25–26 Jan 2024
Instituto Superior Técnico
Europe/Lisbon timezone

Glasma Role In Jet Quenching Effects

Not scheduled
20m
Anfiteatro PA1 ( Instituto Superior Técnico )

Anfiteatro PA1

Instituto Superior Técnico

Av. Rovisco Pais 1, 1049-001 Lisboa

Speaker

José Santos

Description

Quantum Chromodynamics (QCD) is a rich area of Particle Physics with much still to be understood. Namely, analytical derivations from first principles of the emergent phenomena of hadronisation and associated colour confinement have yet to be found. This drives a search for inputs from the experimental exploration of QCD, such as the heavy ion collisions performed at RHIC and the LHC.

In these collisions, the enormous energy densities reached upon impact allow reaching exotic phases of quark-gluon matter whose study may contribute to advancing our knowledge of QCD. One such phase is the Quark-Gluon Plasma (QGP), where quarks and gluons (partons) exist unconfined but strongly-coupled to each other, and which is well described by relativistic hydrodynamics as a low-viscosity fluid.
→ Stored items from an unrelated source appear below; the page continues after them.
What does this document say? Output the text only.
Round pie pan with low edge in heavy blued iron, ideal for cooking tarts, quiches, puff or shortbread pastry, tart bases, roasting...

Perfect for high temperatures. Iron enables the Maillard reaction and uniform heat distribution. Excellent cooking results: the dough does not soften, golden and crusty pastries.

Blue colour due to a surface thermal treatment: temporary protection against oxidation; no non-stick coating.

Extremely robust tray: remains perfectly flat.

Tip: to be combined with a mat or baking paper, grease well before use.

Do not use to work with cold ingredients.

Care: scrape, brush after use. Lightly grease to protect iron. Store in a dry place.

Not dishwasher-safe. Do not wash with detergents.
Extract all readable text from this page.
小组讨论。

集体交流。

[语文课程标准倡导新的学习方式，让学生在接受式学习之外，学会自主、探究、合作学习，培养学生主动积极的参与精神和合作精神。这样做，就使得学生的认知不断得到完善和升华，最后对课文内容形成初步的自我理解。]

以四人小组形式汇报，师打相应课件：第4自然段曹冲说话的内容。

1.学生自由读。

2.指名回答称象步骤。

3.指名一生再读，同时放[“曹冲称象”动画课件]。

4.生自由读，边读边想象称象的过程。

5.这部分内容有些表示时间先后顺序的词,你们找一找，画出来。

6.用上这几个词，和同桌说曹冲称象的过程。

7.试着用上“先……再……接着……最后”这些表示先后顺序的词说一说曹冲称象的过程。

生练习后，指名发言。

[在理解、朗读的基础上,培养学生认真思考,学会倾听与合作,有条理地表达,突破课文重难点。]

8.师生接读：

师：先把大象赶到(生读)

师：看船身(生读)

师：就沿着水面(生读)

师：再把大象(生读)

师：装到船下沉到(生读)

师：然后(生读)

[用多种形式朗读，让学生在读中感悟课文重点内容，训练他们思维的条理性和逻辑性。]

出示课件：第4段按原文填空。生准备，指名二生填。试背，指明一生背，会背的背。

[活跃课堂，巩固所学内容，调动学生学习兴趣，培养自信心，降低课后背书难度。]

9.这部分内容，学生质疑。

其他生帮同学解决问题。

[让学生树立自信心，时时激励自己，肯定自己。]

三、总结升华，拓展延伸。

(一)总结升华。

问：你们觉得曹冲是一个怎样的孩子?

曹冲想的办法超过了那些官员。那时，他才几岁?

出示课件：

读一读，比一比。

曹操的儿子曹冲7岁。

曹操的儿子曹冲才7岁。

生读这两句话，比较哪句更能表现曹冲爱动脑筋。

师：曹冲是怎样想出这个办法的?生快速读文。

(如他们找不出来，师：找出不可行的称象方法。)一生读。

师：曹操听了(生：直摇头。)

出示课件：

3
Some of the properties of the QGP have been inferred from studying its effect on rare high-momentum quarks and gluons which traverse it before generating showers of hadrons - jets - which are detected. The loss of energy these jets experience traversing the QGP when compared to their conterparts formed in vacuum is dubbed jet quenching.

This work aims to study the contribution from the pre-QGP medium, named Glasma, to the observed jet-quenching via use of the Colour Glass Condensate (CGC) formalism developed to describe the environment within the nucleons of atomic nuclei; this suggests it is adequate to describe the earliest stages of the medium formed in the collision. In this formalism, the saturation of low-momentum gluons in the nucleons allows them to be treated as classical colour fields which obey the Classical Yang-Mills equations.

Throughout the months of this work, we are expected to perform: a literary review on Jet Quenching and the CGC; becoming acquainted with techniques to calculate quantities in the CGC relevant to jet quenching; reproducing the results of two papers calculating transport coefficients in the CGC for proper times 0 and larger than 0 post-collision; combining results to obtain a consistent description of transport coefficients between proper times 0 and 0.1 fm/c.